Criteria
Coverage is subject to the specific terms of the member's benefit plan.
The use of evinacumab-dgnb (Evkeeza) may be considered medically necessary when
ALL
of the following criteria are met:
-
The individual must meet FDA-approved label for use (e.g., use outside of studied population will be considered investigational);
and
-
Evinacumab-dgnb (Evkeeza) must be prescribed by, or in consult with, a cardiologist, endocrinologist, or lipid specialist;
and
-
Documentation of one of the following must be provided:
-
Genetic testing confirming two mutant alleles at the low-density lipoprotein receptor (LDLR), apolipoprotein B (apo B), proprotein convertase subtilisin kexin type 9 (PCSK9) or low-density lipoprotein receptor adaptor protein 1 (LDLRAP1) gene locus;
or
-
Untreated total cholesterol of greater than 500mg/dL with one of the following:
-
Cutaneous or tendon xanthoma before age 10 years;
or
-
Evidence of total cholesterol greater than 250 in both parents;
or
-
Low-density lipoprotein cholesterol (LDL-C) level greater than 100 mg/dL after a 90-day trial of each of the following, as evidenced by paid claims or pharmacy printouts or clinical justification as to why a treatment is unable to be used (subject to clinical review):
-
PCSK9 inhibitor and ezetimibe combined with rosuvastatin greater than or equal to 20 mg or atorvastatin greater than or equal to 40 mg;
and
- Nexlizet and ezetimibe combined with rosuvastatin greater than or equal to 20 mg or atorvastatin greater than or equal to 40 mg.

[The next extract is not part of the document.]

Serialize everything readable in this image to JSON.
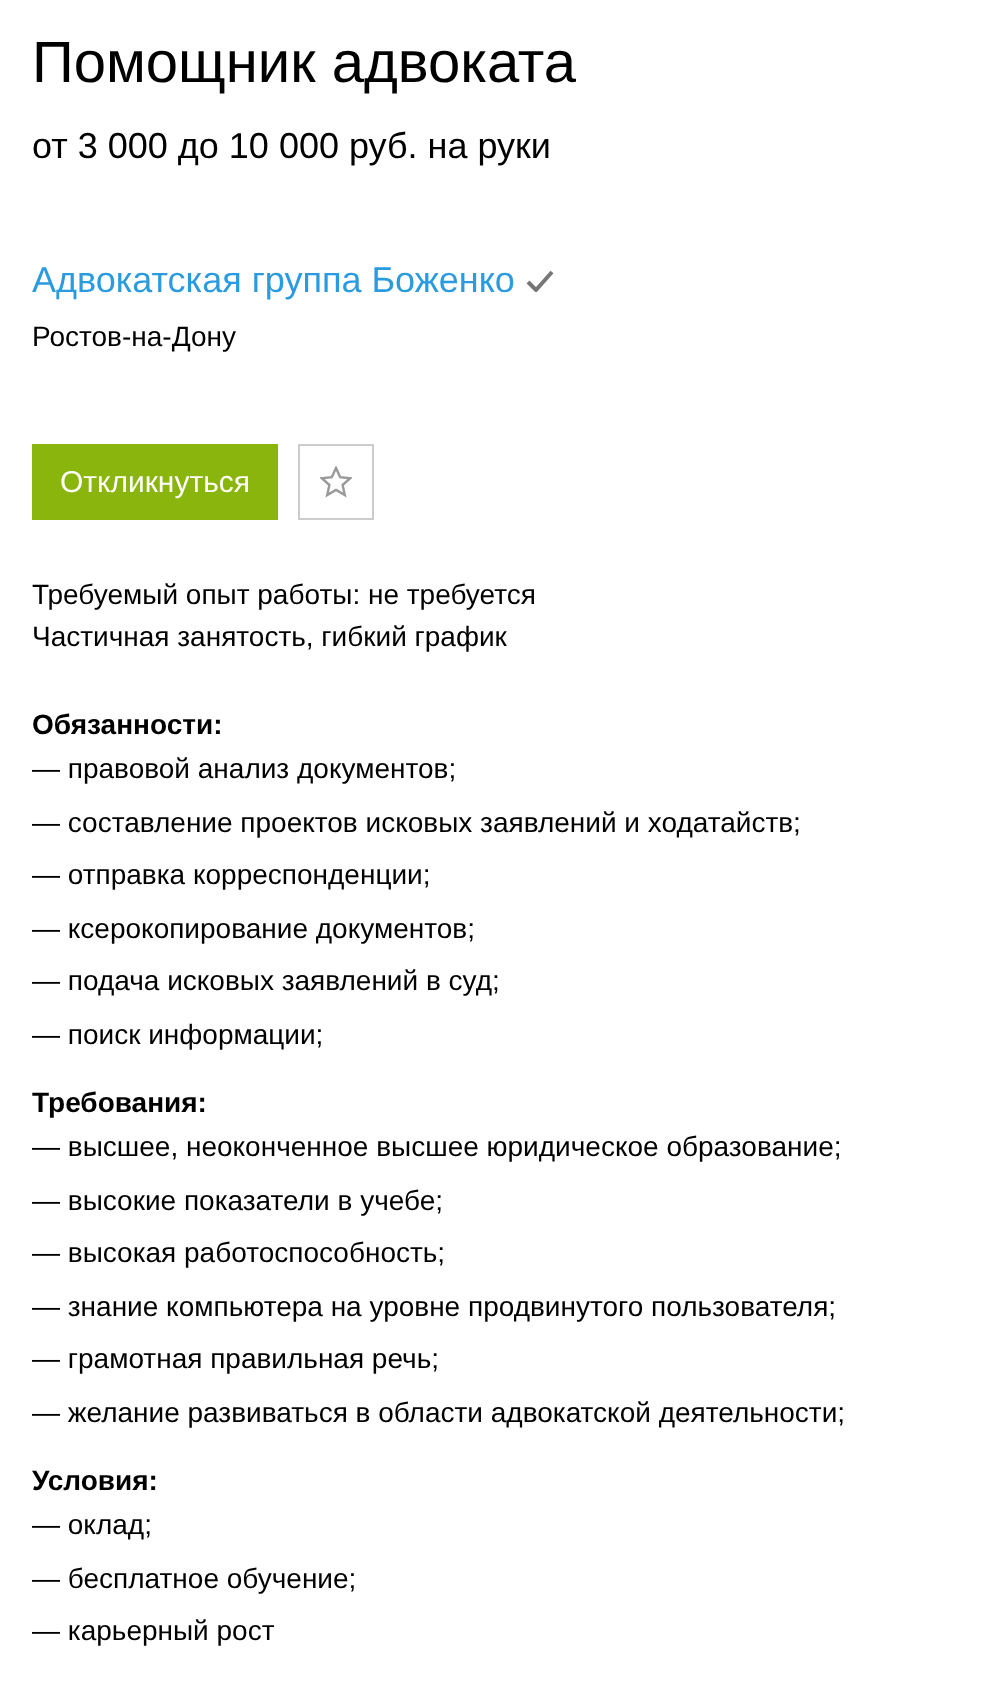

Initial Authorization: Six (6) months
Reauthorization Criteria
Continuation of therapy with evinacumab-dgnb (Evkeeza) may be considered medically necessary when the following is met:
- The member has an LDL-C level less than 100 mg/dL or has achieved a 40% reduction.
The use of evinacumab-dgnb (Evkeeza) for all other indications not listed in this policy is considered experimental/investigational and therefore non-covered because the safety and/or effectiveness cannot be established by the available published peer-reviewed literature.